Fareed Zakaria’s guided tour of Revolutions from the 16th century to the rapid evolution of the Artificial Intelligence Revolution is full of information, perspective, and analysis. As one reviewer put it: “guaranteed to make you think and giving you the tools to do so intelligently.”

Peter Herford
Peter Herford
The Seattle-based author has many years of experience in national broadcast news, including years teaching journalism in mainland China.

2 COMMENTS

  1. This is an excellent, provocative book. Three fresh insights: Revolutions can be too fast, out ahead of social changes, as happened since the 1960s in America. For every revolution, there is a push-back counter-revolution, and we are in the midst of that now (Trump et al). “The fundamental challenge this world order faces is that the country that imagined, constructed, and sustained it — the United States of America — no longer has the capacity or desire to play that hegemonic role.”
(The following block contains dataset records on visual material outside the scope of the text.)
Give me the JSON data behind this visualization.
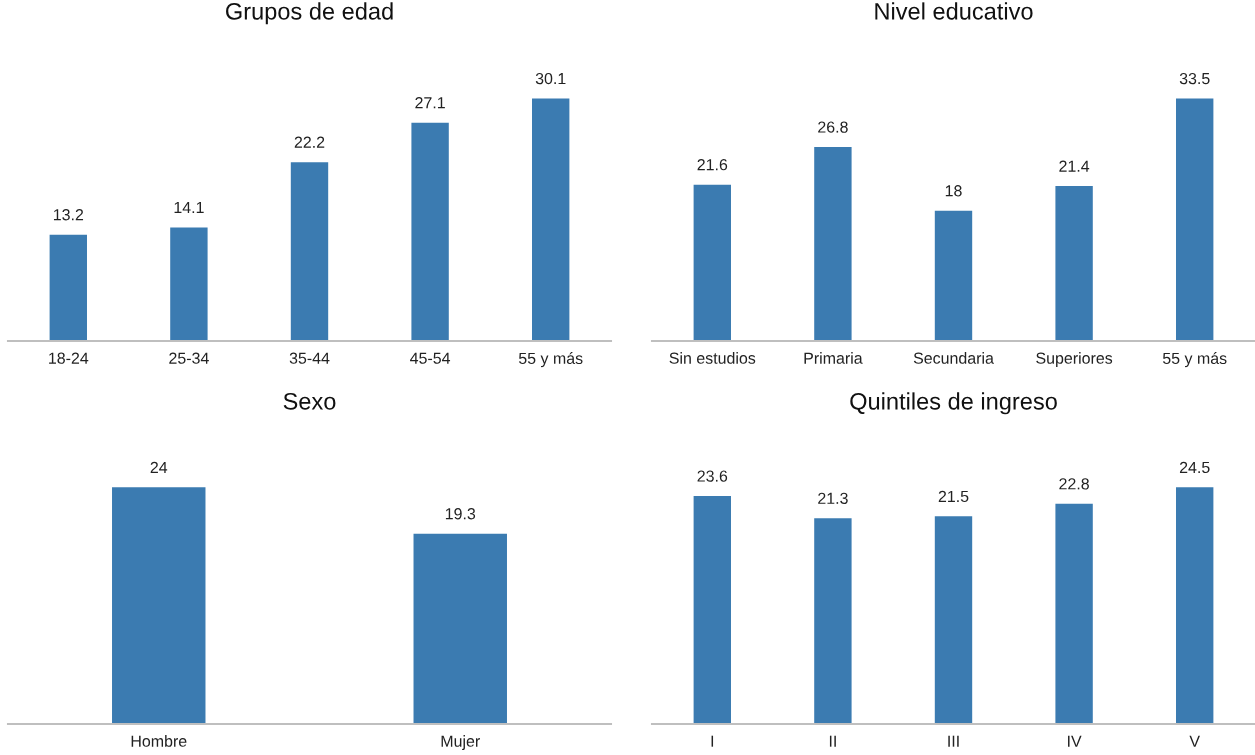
{
  "chart_data": [
    {
      "type": "bar",
      "title": "Grupos de edad",
      "categories": [
        "18-24",
        "25-34",
        "35-44",
        "45-54",
        "55 y más"
      ],
      "values": [
        13.2,
        14.1,
        22.2,
        27.1,
        30.1
      ],
      "color": "#3b7bb1",
      "data_labels": true,
      "tick_labels": "x",
      "grid": false
    },
    {
      "type": "bar",
      "title": "Nivel educativo",
      "categories": [
        "Sin estudios",
        "Primaria",
        "Secundaria",
        "Superiores",
        "55 y más"
      ],
      "values": [
        21.6,
        26.8,
        18,
        21.4,
        33.5
      ],
      "color": "#3b7bb1",
      "data_labels": true,
      "tick_labels": "x",
      "grid": false
    },
    {
      "type": "bar",
      "title": "Sexo",
      "categories": [
        "Hombre",
        "Mujer"
      ],
      "values": [
        24,
        19.3
      ],
      "color": "#3b7bb1",
      "data_labels": true,
      "tick_labels": "x",
      "grid": false
    },
    {
      "type": "bar",
      "title": "Quintiles de ingreso",
      "categories": [
        "I",
        "II",
        "III",
        "IV",
        "V"
      ],
      "values": [
        23.6,
        21.3,
        21.5,
        22.8,
        24.5
      ],
      "color": "#3b7bb1",
      "data_labels": true,
      "tick_labels": "x",
      "grid": false
    }
  ]
}
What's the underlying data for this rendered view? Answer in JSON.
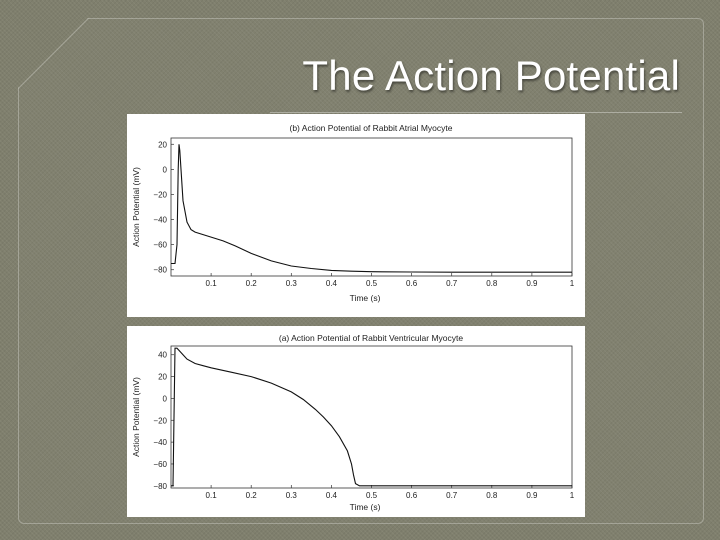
{
  "slide": {
    "title": "The Action Potential"
  },
  "chart_data": [
    {
      "type": "line",
      "title": "(b) Action Potential of Rabbit Atrial Myocyte",
      "xlabel": "Time (s)",
      "ylabel": "Action Potential (mV)",
      "xlim": [
        0,
        1
      ],
      "ylim": [
        -85,
        25
      ],
      "x_ticks": [
        0.1,
        0.2,
        0.3,
        0.4,
        0.5,
        0.6,
        0.7,
        0.8,
        0.9,
        1
      ],
      "x_tick_labels": [
        "0.1",
        "0.2",
        "0.3",
        "0.4",
        "0.5",
        "0.6",
        "0.7",
        "0.8",
        "0.9",
        "1"
      ],
      "y_ticks": [
        20,
        0,
        -20,
        -40,
        -60,
        -80
      ],
      "y_tick_labels": [
        "20",
        "0",
        "−20",
        "−40",
        "−60",
        "−80"
      ],
      "grid": false,
      "series": [
        {
          "x": [
            0.0,
            0.01,
            0.015,
            0.018,
            0.02,
            0.022,
            0.025,
            0.03,
            0.04,
            0.05,
            0.06,
            0.08,
            0.1,
            0.13,
            0.16,
            0.2,
            0.25,
            0.3,
            0.35,
            0.4,
            0.45,
            0.5,
            0.6,
            0.7,
            0.8,
            0.9,
            1.0
          ],
          "y": [
            -75,
            -75,
            -60,
            0,
            20,
            15,
            0,
            -25,
            -42,
            -48,
            -50,
            -52,
            -54,
            -57,
            -61,
            -67,
            -73,
            -77,
            -79,
            -80.5,
            -81.2,
            -81.6,
            -81.8,
            -82,
            -82,
            -82,
            -82
          ]
        }
      ]
    },
    {
      "type": "line",
      "title": "(a) Action Potential of Rabbit Ventricular Myocyte",
      "xlabel": "Time (s)",
      "ylabel": "Action Potential (mV)",
      "xlim": [
        0,
        1
      ],
      "ylim": [
        -82,
        48
      ],
      "x_ticks": [
        0.1,
        0.2,
        0.3,
        0.4,
        0.5,
        0.6,
        0.7,
        0.8,
        0.9,
        1
      ],
      "x_tick_labels": [
        "0.1",
        "0.2",
        "0.3",
        "0.4",
        "0.5",
        "0.6",
        "0.7",
        "0.8",
        "0.9",
        "1"
      ],
      "y_ticks": [
        40,
        20,
        0,
        -20,
        -40,
        -60,
        -80
      ],
      "y_tick_labels": [
        "40",
        "20",
        "0",
        "−20",
        "−40",
        "−60",
        "−80"
      ],
      "grid": false,
      "series": [
        {
          "x": [
            0.0,
            0.005,
            0.01,
            0.015,
            0.02,
            0.03,
            0.04,
            0.06,
            0.08,
            0.1,
            0.15,
            0.2,
            0.25,
            0.3,
            0.33,
            0.36,
            0.38,
            0.4,
            0.42,
            0.44,
            0.45,
            0.455,
            0.46,
            0.47,
            0.5,
            0.6,
            0.7,
            0.8,
            0.9,
            1.0
          ],
          "y": [
            -80,
            -80,
            46,
            46,
            44,
            40,
            36,
            32,
            30,
            28,
            24,
            20,
            14,
            6,
            -1,
            -10,
            -17,
            -25,
            -35,
            -48,
            -60,
            -70,
            -78,
            -80,
            -80,
            -80,
            -80,
            -80,
            -80,
            -80
          ]
        }
      ]
    }
  ]
}
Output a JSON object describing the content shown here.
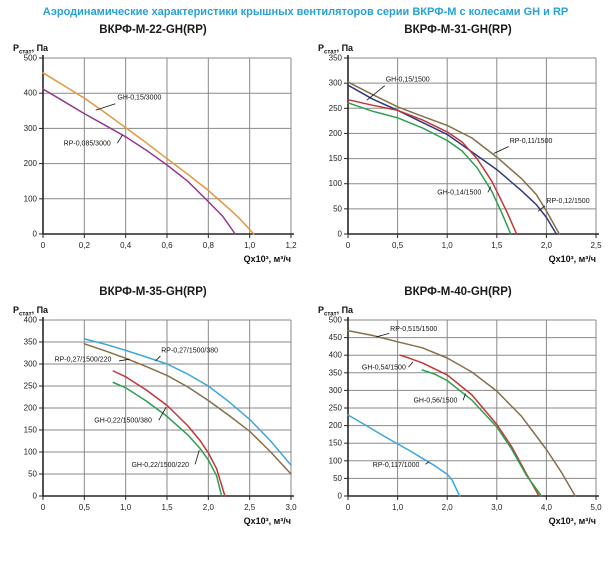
{
  "page_title": "Аэродинамические характеристики крышных вентиляторов серии ВКРФ-М с колесами GH и RP",
  "colors": {
    "title_blue": "#29a0d6",
    "grid": "#8a8a8a",
    "axis": "#262626",
    "text": "#111111"
  },
  "axis_labels": {
    "y_main": "Р",
    "y_sub": "стат",
    "y_rest": ", Па",
    "x": "Qx10³, м³/ч"
  },
  "chart_data": [
    {
      "title": "ВКРФ-М-22-GH(RP)",
      "type": "line",
      "xlabel": "Qx10³, м³/ч",
      "ylabel": "Рстат, Па",
      "xlim": [
        0,
        1.2
      ],
      "ylim": [
        0,
        500
      ],
      "xticks": [
        0,
        0.2,
        0.4,
        0.6,
        0.8,
        1.0,
        1.2
      ],
      "xtick_labels": [
        "0",
        "0,2",
        "0,4",
        "0,6",
        "0,8",
        "1,0",
        "1,2"
      ],
      "yticks": [
        0,
        100,
        200,
        300,
        400,
        500
      ],
      "ytick_labels": [
        "0",
        "100",
        "200",
        "300",
        "400",
        "500"
      ],
      "series": [
        {
          "name": "GH-0,15/3000",
          "color": "#e2973d",
          "points": [
            [
              0,
              458
            ],
            [
              0.1,
              422
            ],
            [
              0.2,
              386
            ],
            [
              0.3,
              345
            ],
            [
              0.4,
              302
            ],
            [
              0.5,
              259
            ],
            [
              0.6,
              214
            ],
            [
              0.7,
              170
            ],
            [
              0.8,
              124
            ],
            [
              0.9,
              72
            ],
            [
              0.95,
              45
            ],
            [
              1.02,
              0
            ]
          ],
          "label_pos": [
            0.36,
            382
          ],
          "label_anchor": "start",
          "leader": [
            [
              0.35,
              370
            ],
            [
              0.255,
              352
            ]
          ]
        },
        {
          "name": "RP-0,085/3000",
          "color": "#93398f",
          "points": [
            [
              0,
              412
            ],
            [
              0.1,
              377
            ],
            [
              0.2,
              342
            ],
            [
              0.3,
              309
            ],
            [
              0.4,
              276
            ],
            [
              0.5,
              238
            ],
            [
              0.6,
              196
            ],
            [
              0.7,
              150
            ],
            [
              0.8,
              92
            ],
            [
              0.87,
              50
            ],
            [
              0.93,
              0
            ]
          ],
          "label_pos": [
            0.1,
            252
          ],
          "label_anchor": "start",
          "leader": [
            [
              0.36,
              258
            ],
            [
              0.385,
              282
            ]
          ]
        }
      ]
    },
    {
      "title": "ВКРФ-М-31-GH(RP)",
      "type": "line",
      "xlabel": "Qx10³, м³/ч",
      "ylabel": "Рстат, Па",
      "xlim": [
        0,
        2.5
      ],
      "ylim": [
        0,
        350
      ],
      "xticks": [
        0,
        0.5,
        1.0,
        1.5,
        2.0,
        2.5
      ],
      "xtick_labels": [
        "0",
        "0,5",
        "1,0",
        "1,5",
        "2,0",
        "2,5"
      ],
      "yticks": [
        0,
        50,
        100,
        150,
        200,
        250,
        300,
        350
      ],
      "ytick_labels": [
        "0",
        "50",
        "100",
        "150",
        "200",
        "250",
        "300",
        "350"
      ],
      "series": [
        {
          "name": "RP-0,11/1500",
          "color": "#857049",
          "points": [
            [
              0,
              302
            ],
            [
              0.25,
              277
            ],
            [
              0.5,
              253
            ],
            [
              0.75,
              234
            ],
            [
              1.0,
              216
            ],
            [
              1.25,
              191
            ],
            [
              1.5,
              153
            ],
            [
              1.75,
              110
            ],
            [
              1.9,
              78
            ],
            [
              2.0,
              46
            ],
            [
              2.13,
              0
            ]
          ],
          "label_pos": [
            1.63,
            181
          ],
          "label_anchor": "start",
          "leader": [
            [
              1.62,
              174
            ],
            [
              1.47,
              160
            ]
          ]
        },
        {
          "name": "RP-0,12/1500",
          "color": "#31397f",
          "points": [
            [
              0,
              296
            ],
            [
              0.25,
              268
            ],
            [
              0.5,
              246
            ],
            [
              0.75,
              222
            ],
            [
              1.0,
              198
            ],
            [
              1.25,
              163
            ],
            [
              1.5,
              128
            ],
            [
              1.75,
              86
            ],
            [
              1.9,
              58
            ],
            [
              2.0,
              33
            ],
            [
              2.1,
              0
            ]
          ],
          "label_pos": [
            2.0,
            62
          ],
          "label_anchor": "start",
          "leader": [
            [
              1.985,
              56
            ],
            [
              1.915,
              45
            ]
          ]
        },
        {
          "name": "GH-0,15/1500",
          "color": "#c13737",
          "points": [
            [
              0,
              267
            ],
            [
              0.25,
              256
            ],
            [
              0.5,
              246
            ],
            [
              0.75,
              227
            ],
            [
              1.0,
              203
            ],
            [
              1.15,
              183
            ],
            [
              1.3,
              150
            ],
            [
              1.45,
              105
            ],
            [
              1.6,
              45
            ],
            [
              1.7,
              0
            ]
          ],
          "label_pos": [
            0.38,
            303
          ],
          "label_anchor": "start",
          "leader": [
            [
              0.37,
              295
            ],
            [
              0.19,
              266
            ]
          ]
        },
        {
          "name": "GH-0,14/1500",
          "color": "#2da04f",
          "points": [
            [
              0,
              261
            ],
            [
              0.25,
              244
            ],
            [
              0.5,
              231
            ],
            [
              0.75,
              211
            ],
            [
              1.0,
              186
            ],
            [
              1.15,
              165
            ],
            [
              1.3,
              132
            ],
            [
              1.45,
              85
            ],
            [
              1.55,
              42
            ],
            [
              1.64,
              0
            ]
          ],
          "label_pos": [
            0.9,
            79
          ],
          "label_anchor": "start",
          "leader": [
            [
              1.41,
              83
            ],
            [
              1.44,
              94
            ]
          ]
        }
      ]
    },
    {
      "title": "ВКРФ-М-35-GH(RP)",
      "type": "line",
      "xlabel": "Qx10³, м³/ч",
      "ylabel": "Рстат, Па",
      "xlim": [
        0,
        3.0
      ],
      "ylim": [
        0,
        400
      ],
      "xticks": [
        0,
        0.5,
        1.0,
        1.5,
        2.0,
        2.5,
        3.0
      ],
      "xtick_labels": [
        "0",
        "0,5",
        "1,0",
        "1,5",
        "2,0",
        "2,5",
        "3,0"
      ],
      "yticks": [
        0,
        50,
        100,
        150,
        200,
        250,
        300,
        350,
        400
      ],
      "ytick_labels": [
        "0",
        "50",
        "100",
        "150",
        "200",
        "250",
        "300",
        "350",
        "400"
      ],
      "series": [
        {
          "name": "RP-0,27/1500/380",
          "color": "#3ba7d9",
          "points": [
            [
              0.5,
              357
            ],
            [
              0.75,
              345
            ],
            [
              1.0,
              331
            ],
            [
              1.25,
              316
            ],
            [
              1.5,
              300
            ],
            [
              1.75,
              277
            ],
            [
              2.0,
              250
            ],
            [
              2.25,
              214
            ],
            [
              2.5,
              174
            ],
            [
              2.75,
              126
            ],
            [
              3.0,
              70
            ]
          ],
          "label_pos": [
            1.43,
            326
          ],
          "label_anchor": "start",
          "leader": [
            [
              1.42,
              318
            ],
            [
              1.36,
              307
            ]
          ]
        },
        {
          "name": "RP-0,27/1500/220",
          "color": "#857049",
          "points": [
            [
              0.5,
              346
            ],
            [
              0.75,
              330
            ],
            [
              1.0,
              313
            ],
            [
              1.25,
              294
            ],
            [
              1.5,
              274
            ],
            [
              1.75,
              248
            ],
            [
              2.0,
              217
            ],
            [
              2.25,
              183
            ],
            [
              2.5,
              147
            ],
            [
              2.75,
              101
            ],
            [
              3.0,
              50
            ]
          ],
          "label_pos": [
            0.14,
            306
          ],
          "label_anchor": "start",
          "leader": [
            [
              0.92,
              307
            ],
            [
              1.05,
              311
            ]
          ]
        },
        {
          "name": "GH-0,22/1500/380",
          "color": "#c13737",
          "points": [
            [
              0.85,
              284
            ],
            [
              1.0,
              271
            ],
            [
              1.25,
              241
            ],
            [
              1.5,
              206
            ],
            [
              1.75,
              160
            ],
            [
              1.9,
              126
            ],
            [
              2.0,
              98
            ],
            [
              2.1,
              62
            ],
            [
              2.2,
              0
            ]
          ],
          "label_pos": [
            0.62,
            167
          ],
          "label_anchor": "start",
          "leader": [
            [
              1.4,
              172
            ],
            [
              1.49,
              202
            ]
          ]
        },
        {
          "name": "GH-0,22/1500/220",
          "color": "#2da04f",
          "points": [
            [
              0.85,
              258
            ],
            [
              1.0,
              246
            ],
            [
              1.25,
              216
            ],
            [
              1.5,
              181
            ],
            [
              1.75,
              139
            ],
            [
              1.9,
              108
            ],
            [
              2.0,
              82
            ],
            [
              2.1,
              46
            ],
            [
              2.16,
              0
            ]
          ],
          "label_pos": [
            1.07,
            66
          ],
          "label_anchor": "start",
          "leader": [
            [
              1.84,
              72
            ],
            [
              1.89,
              104
            ]
          ]
        }
      ]
    },
    {
      "title": "ВКРФ-М-40-GH(RP)",
      "type": "line",
      "xlabel": "Qx10³, м³/ч",
      "ylabel": "Рстат, Па",
      "xlim": [
        0,
        5.0
      ],
      "ylim": [
        0,
        500
      ],
      "xticks": [
        0,
        1.0,
        2.0,
        3.0,
        4.0,
        5.0
      ],
      "xtick_labels": [
        "0",
        "1,0",
        "2,0",
        "3,0",
        "4,0",
        "5,0"
      ],
      "yticks": [
        0,
        50,
        100,
        150,
        200,
        250,
        300,
        350,
        400,
        450,
        500
      ],
      "ytick_labels": [
        "0",
        "50",
        "100",
        "150",
        "200",
        "250",
        "300",
        "350",
        "400",
        "450",
        "500"
      ],
      "series": [
        {
          "name": "RP-0,515/1500",
          "color": "#857049",
          "points": [
            [
              0,
              470
            ],
            [
              0.5,
              456
            ],
            [
              1.0,
              438
            ],
            [
              1.5,
              421
            ],
            [
              2.0,
              392
            ],
            [
              2.5,
              352
            ],
            [
              3.0,
              298
            ],
            [
              3.5,
              226
            ],
            [
              4.0,
              132
            ],
            [
              4.3,
              68
            ],
            [
              4.58,
              0
            ]
          ],
          "label_pos": [
            0.85,
            469
          ],
          "label_anchor": "start",
          "leader": [
            [
              0.83,
              462
            ],
            [
              0.57,
              452
            ]
          ]
        },
        {
          "name": "GH-0,54/1500",
          "color": "#c13737",
          "points": [
            [
              1.05,
              400
            ],
            [
              1.25,
              391
            ],
            [
              1.5,
              378
            ],
            [
              2.0,
              344
            ],
            [
              2.5,
              287
            ],
            [
              3.0,
              203
            ],
            [
              3.3,
              140
            ],
            [
              3.6,
              62
            ],
            [
              3.85,
              0
            ]
          ],
          "label_pos": [
            0.28,
            359
          ],
          "label_anchor": "start",
          "leader": [
            [
              1.22,
              366
            ],
            [
              1.31,
              381
            ]
          ]
        },
        {
          "name": "GH-0,56/1500",
          "color": "#2da04f",
          "points": [
            [
              1.5,
              358
            ],
            [
              1.75,
              346
            ],
            [
              2.0,
              328
            ],
            [
              2.5,
              272
            ],
            [
              3.0,
              196
            ],
            [
              3.3,
              133
            ],
            [
              3.6,
              58
            ],
            [
              3.9,
              0
            ]
          ],
          "label_pos": [
            1.32,
            266
          ],
          "label_anchor": "start",
          "leader": [
            [
              2.32,
              272
            ],
            [
              2.37,
              291
            ]
          ]
        },
        {
          "name": "RP-0,117/1000",
          "color": "#3ba7d9",
          "points": [
            [
              0,
              230
            ],
            [
              0.25,
              210
            ],
            [
              0.5,
              189
            ],
            [
              0.75,
              168
            ],
            [
              1.0,
              148
            ],
            [
              1.25,
              128
            ],
            [
              1.5,
              107
            ],
            [
              1.75,
              86
            ],
            [
              2.0,
              62
            ],
            [
              2.1,
              45
            ],
            [
              2.25,
              0
            ]
          ],
          "label_pos": [
            0.5,
            82
          ],
          "label_anchor": "start",
          "leader": [
            [
              1.56,
              90
            ],
            [
              1.63,
              97
            ]
          ]
        }
      ]
    }
  ]
}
  2. As one who has not read Zakaria’s book, I am writing mainly to express appreciation to Peter Hereford for his review bringing the book to my attention.

    That said, I can’t hold back from making an observation. Sometimes revolutions do not happen in a rush, like a river in spate, but as a trickle, like a the trickle of an insignificant little stream that gets its start up in the forest, and meanders downstream, gathering more little trickles into itself, until it emerges as a powerful current that carries away everything that stands in its way.

    The force of support that wealthy politicians like Trump paradoxically receive from the less-affluent, less-educated Americans comes from the confluence of many small streams of disaffection — stagnant wages and lack of decent job opportunities, resentment of immigrants and minorities, perceived slights from political elites, etc. — that combine to make a segment of our population angry and alienated, and ready to tear apart the laws and institutions which should offer them the prospect of a better future. They become unwitting pawns of the truly wealthy, truly powerful, truly “elite” who have the capacity to turn our democratic republic into a corrupt and self- serving oligarchy of wealth and privilege.